If not sufficient: clearly say docs are insufficient and use web search tool.

This is implemented as tool-based behavior in LangGraph rather than a static fallback message.

Source Citations

Each turn stores/returns source metadata separately from the answer body.

Vector source cards include:
- document name
- page number
- snippet (short snippet from retrieved chunk)
Web source cards include:
- title
- URL

Conversation Memory

Conversation history is maintained within session scope, so follow-ups like “tell me more about that” work as expected. The frontend also preserves the visible chat thread per session, so upload-triggered page refreshes do not wipe the current conversation view.

Streaming UX

Answers are streamed into the chat UI progressively.

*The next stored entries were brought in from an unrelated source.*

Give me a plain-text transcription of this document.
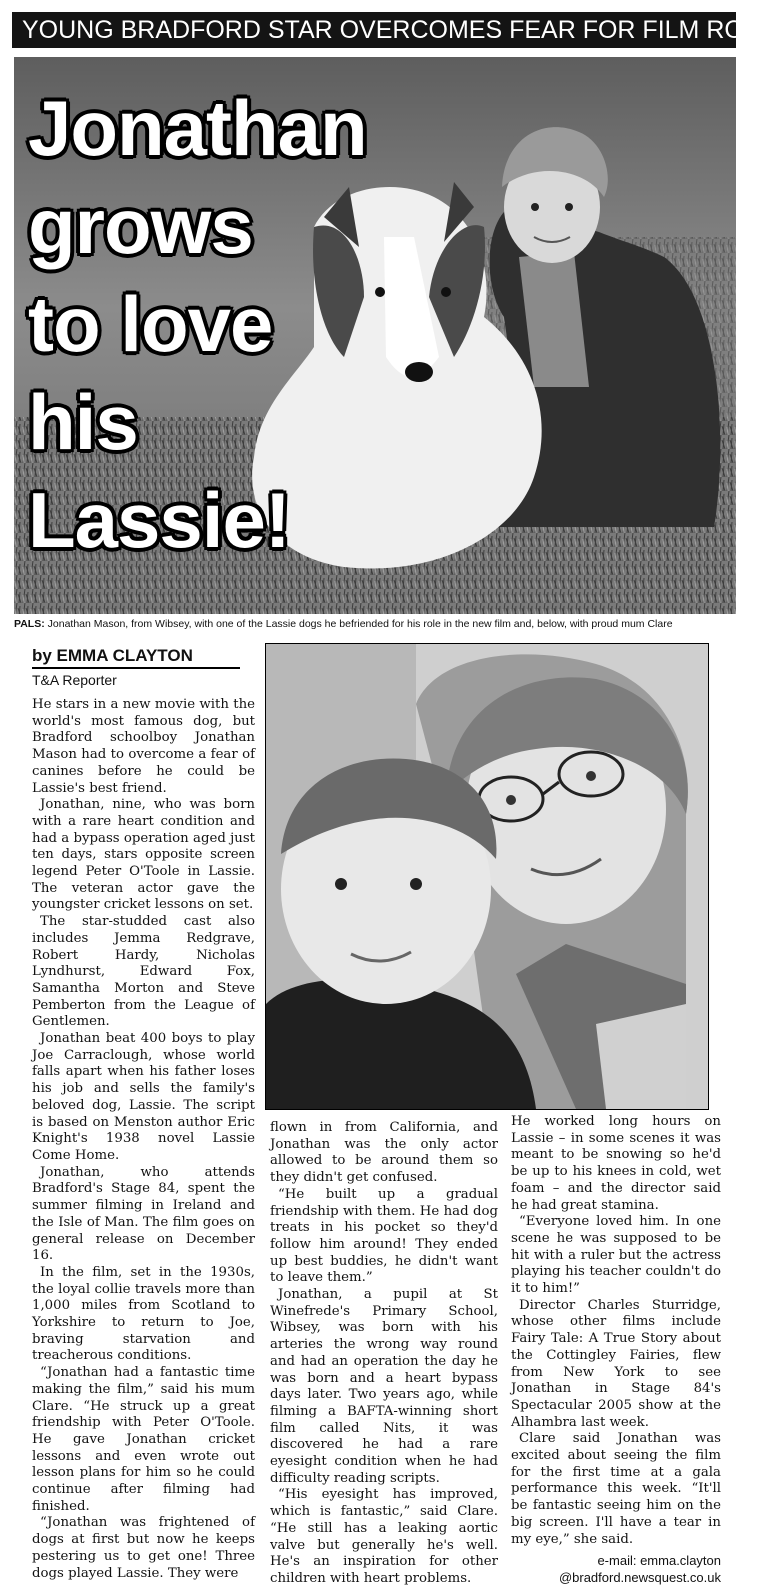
YOUNG BRADFORD STAR OVERCOMES FEAR FOR FILM ROLE
Jonathan
grows
to love
his
Lassie!
PALS: Jonathan Mason, from Wibsey, with one of the Lassie dogs he befriended for his role in the new film and, below, with proud mum Clare
by EMMA CLAYTON
T&A Reporter

He stars in a new movie with the world's most famous dog, but Bradford schoolboy Jonathan Mason had to overcome a fear of canines before he could be Lassie's best friend.

Jonathan, nine, who was born with a rare heart condition and had a bypass operation aged just ten days, stars opposite screen legend Peter O'Toole in Lassie. The veteran actor gave the youngster cricket lessons on set.

The star-studded cast also includes Jemma Redgrave, Robert Hardy, Nicholas Lyndhurst, Edward Fox, Samantha Morton and Steve Pemberton from the League of Gentlemen.

Jonathan beat 400 boys to play Joe Carraclough, whose world falls apart when his father loses his job and sells the family's beloved dog, Lassie. The script is based on Menston author Eric Knight's 1938 novel Lassie Come Home.

Jonathan, who attends Bradford's Stage 84, spent the summer filming in Ireland and the Isle of Man. The film goes on general release on December 16.

In the film, set in the 1930s, the loyal collie travels more than 1,000 miles from Scotland to Yorkshire to return to Joe, braving starvation and treacherous conditions.

“Jonathan had a fantastic time making the film,” said his mum Clare. “He struck up a great friendship with Peter O'Toole. He gave Jonathan cricket lessons and even wrote out lesson plans for him so he could continue after filming had finished.

“Jonathan was frightened of dogs at first but now he keeps pestering us to get one! Three dogs played Lassie. They were

flown in from California, and Jonathan was the only actor allowed to be around them so they didn't get confused.

“He built up a gradual friendship with them. He had dog treats in his pocket so they'd follow him around! They ended up best buddies, he didn't want to leave them.”

Jonathan, a pupil at St Winefrede's Primary School, Wibsey, was born with his arteries the wrong way round and had an operation the day he was born and a heart bypass days later. Two years ago, while filming a BAFTA-winning short film called Nits, it was discovered he had a rare eyesight condition when he had difficulty reading scripts.

“His eyesight has improved, which is fantastic,” said Clare. “He still has a leaking aortic valve but generally he's well. He's an inspiration for other children with heart problems.

He worked long hours on Lassie – in some scenes it was meant to be snowing so he'd be up to his knees in cold, wet foam – and the director said he had great stamina.

“Everyone loved him. In one scene he was supposed to be hit with a ruler but the actress playing his teacher couldn't do it to him!”

Director Charles Sturridge, whose other films include Fairy Tale: A True Story about the Cottingley Fairies, flew from New York to see Jonathan in Stage 84's Spectacular 2005 show at the Alhambra last week.

Clare said Jonathan was excited about seeing the film for the first time at a gala performance this week. “It'll be fantastic seeing him on the big screen. I'll have a tear in my eye,” she said.

e-mail: emma.clayton
@bradford.newsquest.co.uk
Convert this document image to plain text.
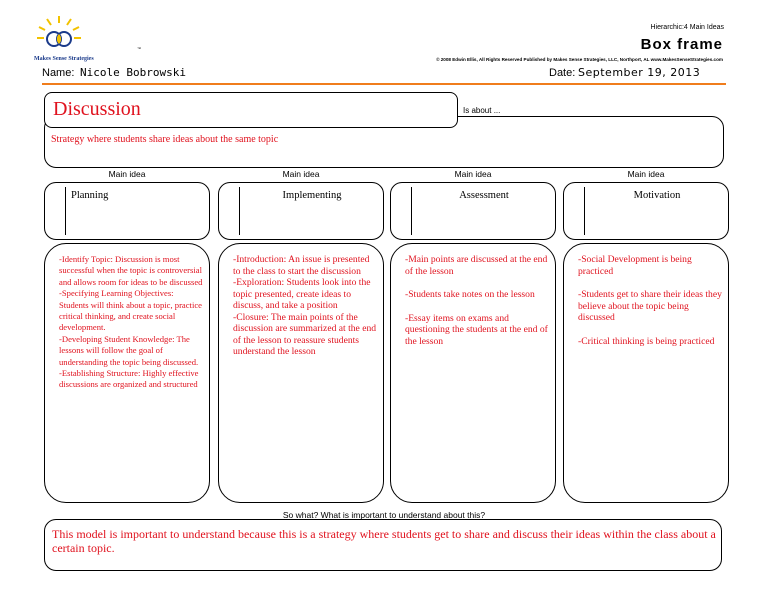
Makes Sense Strategies
™
Hierarchic:4 Main Ideas
Box frame
© 2008 Edwin Ellis, All Rights Reserved Published by Makes Sense Strategies, LLC, Northport, AL www.MakesSenseStrategies.com
Name: Nicole Bobrowski	Date: September 19, 2013
Strategy where students share ideas about the same topic
Discussion	Is about ...
Main idea
Planning

-Identify Topic: Discussion is most successful when the topic is controversial and allows room for ideas to be discussed

-Specifying Learning Objectives: Students will think about a topic, practice critical thinking, and create social development.

-Developing Student Knowledge: The lessons will follow the goal of understanding the topic being discussed.

-Establishing Structure: Highly effective discussions are organized and structured

Main idea
Implementing

-Introduction: An issue is presented to the class to start the discussion

-Exploration: Students look into the topic presented, create ideas to discuss, and take a position

-Closure: The main points of the discussion are summarized at the end of the lesson to reassure students understand the lesson

Main idea
Assessment

-Main points are discussed at the end of the lesson

-Students take notes on the lesson

-Essay items on exams and questioning the students at the end of the lesson

Main idea
Motivation

-Social Development is being practiced

-Students get to share their ideas they believe about the topic being discussed

-Critical thinking is being practiced

So what? What is important to understand about this?
This model is important to understand because this is a strategy where students get to share and discuss their ideas within the class about a certain topic.
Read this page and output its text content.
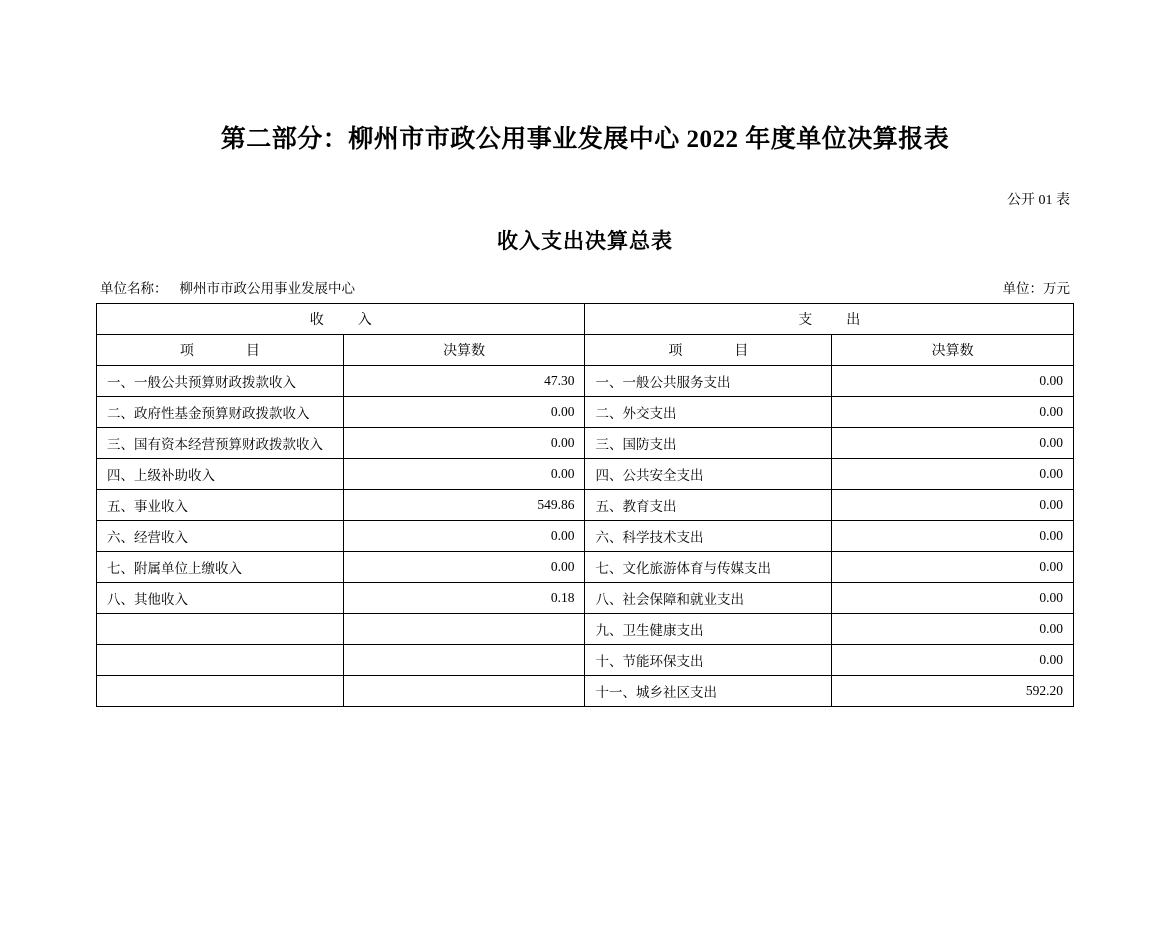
第二部分：柳州市市政公用事业发展中心 2022 年度单位决算报表
公开 01 表
收入支出决算总表
单位名称： 柳州市市政公用事业发展中心	单位：万元
收　入		支　出	
项　　目	决算数	项　　目	决算数
一、一般公共预算财政拨款收入	47.30	一、一般公共服务支出	0.00
二、政府性基金预算财政拨款收入	0.00	二、外交支出	0.00
三、国有资本经营预算财政拨款收入	0.00	三、国防支出	0.00
四、上级补助收入	0.00	四、公共安全支出	0.00
五、事业收入	549.86	五、教育支出	0.00
六、经营收入	0.00	六、科学技术支出	0.00
七、附属单位上缴收入	0.00	七、文化旅游体育与传媒支出	0.00
八、其他收入	0.18	八、社会保障和就业支出	0.00
		九、卫生健康支出	0.00
		十、节能环保支出	0.00
		十一、城乡社区支出	592.20
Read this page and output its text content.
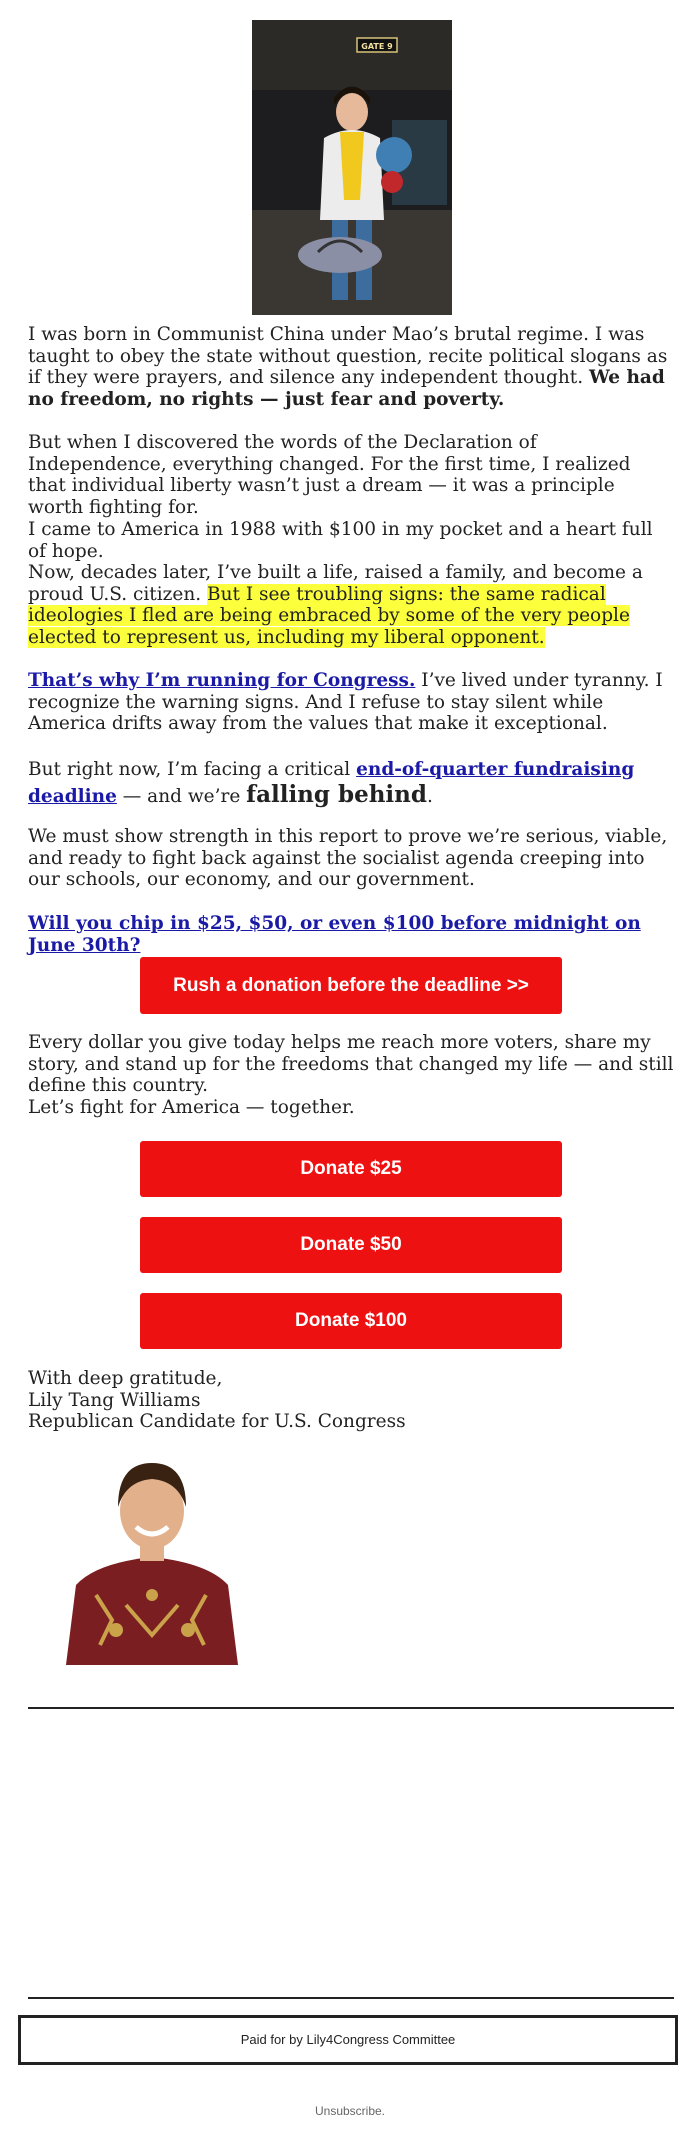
GATE 9

I was born in Communist China under Mao’s brutal regime. I was taught to obey the state without question, recite political slogans as if they were prayers, and silence any independent thought. We had no freedom, no rights — just fear and poverty.

But when I discovered the words of the Declaration of Independence, everything changed. For the first time, I realized that individual liberty wasn’t just a dream — it was a principle worth fighting for.

I came to America in 1988 with $100 in my pocket and a heart full of hope.

Now, decades later, I’ve built a life, raised a family, and become a proud U.S. citizen. But I see troubling signs: the same radical ideologies I fled are being embraced by some of the very people elected to represent us, including my liberal opponent.

That’s why I’m running for Congress. I’ve lived under tyranny. I recognize the warning signs. And I refuse to stay silent while America drifts away from the values that make it exceptional.

But right now, I’m facing a critical end-of-quarter fundraising deadline — and we’re falling behind.

We must show strength in this report to prove we’re serious, viable, and ready to fight back against the socialist agenda creeping into our schools, our economy, and our government.

Will you chip in $25, $50, or even $100 before midnight on June 30th?

Rush a donation before the deadline >>

Every dollar you give today helps me reach more voters, share my story, and stand up for the freedoms that changed my life — and still define this country.

Let’s fight for America — together.

Donate $25
Donate $50
Donate $100

With deep gratitude,
Lily Tang Williams
Republican Candidate for U.S. Congress

Paid for by Lily4Congress Committee
Unsubscribe.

the visible response is rendered chunk by chunk
source cards are attached after the answer completes
a slight pacing delay is added so the stream feels live to the user

The streaming route is separate from the standard JSON /ask response path.

Bonus Feature

I added hash-based deduplicated ingestion:

If the same PDF is uploaded again, processing/indexing is reused.
Access control is still user-scoped via ownership mapping.

Why I chose this:

saves compute/time,
avoids duplicate indexing,
keeps retrieval secure per user.

I also implemented LLM-based document filtering:

The system sends all user documents (filename, summary, preview) to the LLM
LLM semantically analyzes and selects only truly relevant documents for the query
Returns a JSON array of relevant file hashes
It is not forced to return a capped number of documents
Fallback returns all candidate document hashes if the LLM call fails

Challenges I Ran Into

Heavy embedding dependencies made deployment images too large.
- I standardized on Jina API embeddings/reranking to keep the runtime lighter while preserving retrieval quality.
Source rendering got messy across multiple chat turns.
- I separated answer text from source payloads and extracted sources per turn.
Intermittent DB DNS/pooler issues during deployment.
- I improved connection handling and standardized Supabase transaction-pooler config.
UI state was getting lost after document uploads.
- I persisted the active chat thread in session storage so the current conversation remains visible after refresh.

If I Had More Time

Add conversation history UI to display past chat sessions
Add automated citation-faithfulness checks
Add Alembic migrations for cleaner schema evolution
Add stronger eval/observability for routing and retrieval quality

Local Setup

cp .env.example .env
python3 -m venv .venv
source .venv/bin/activate
pip install -e .
uvicorn app.main:app --reload

Open: http://127.0.0.1:8000

Important Environment Variables

Required:

GROQ_API_KEY
SECRET_KEY
DATABASE_URL
JINA_API_KEY

Embeddings:

JINA_API_BASE (default: https://api.jina.ai/v1/embeddings)
JINA_EMBEDDING_MODEL (default: jina-embeddings-v3)
JINA_RERANKER_API_BASE (default: https://api.jina.ai/v1/rerank)
JINA_RERANKER_MODEL (default: jina-reranker-v3)
EMBEDDING_DIMENSIONS (default: 1024)
RETRIEVAL_K (default minimum final context size: 4)
RERANK_CANDIDATE_K (default minimum rerank candidate pool: 12)

Storage:

STORAGE_BACKEND=local|supabase
SUPABASE_URL
SUPABASE_SERVICE_ROLE_KEY
SUPABASE_STORAGE_BUCKET
SUPABASE_STORAGE_PREFIX

Web search:

WEB_SEARCH_PROVIDER=duckduckgo|tavily
TAVILY_API_KEY (if using Tavily)

Auth:

ACCESS_TOKEN_EXPIRE_MINUTES (default: 720)
For local development, lowering this can make login/logout testing easier

API Endpoints

POST /register
POST /login
POST /logout
POST /upload
GET /documents
DELETE /documents/{document_id}
GET /documents/{document_id}/pdf
POST /ask
POST /ask/stream

Sample Documents

As requested in the assignment, sample PDFs are included in test_documents/.

Railway Deployment

railway login
railway link
railway up

Set the same env vars in Railway service settings before deploying.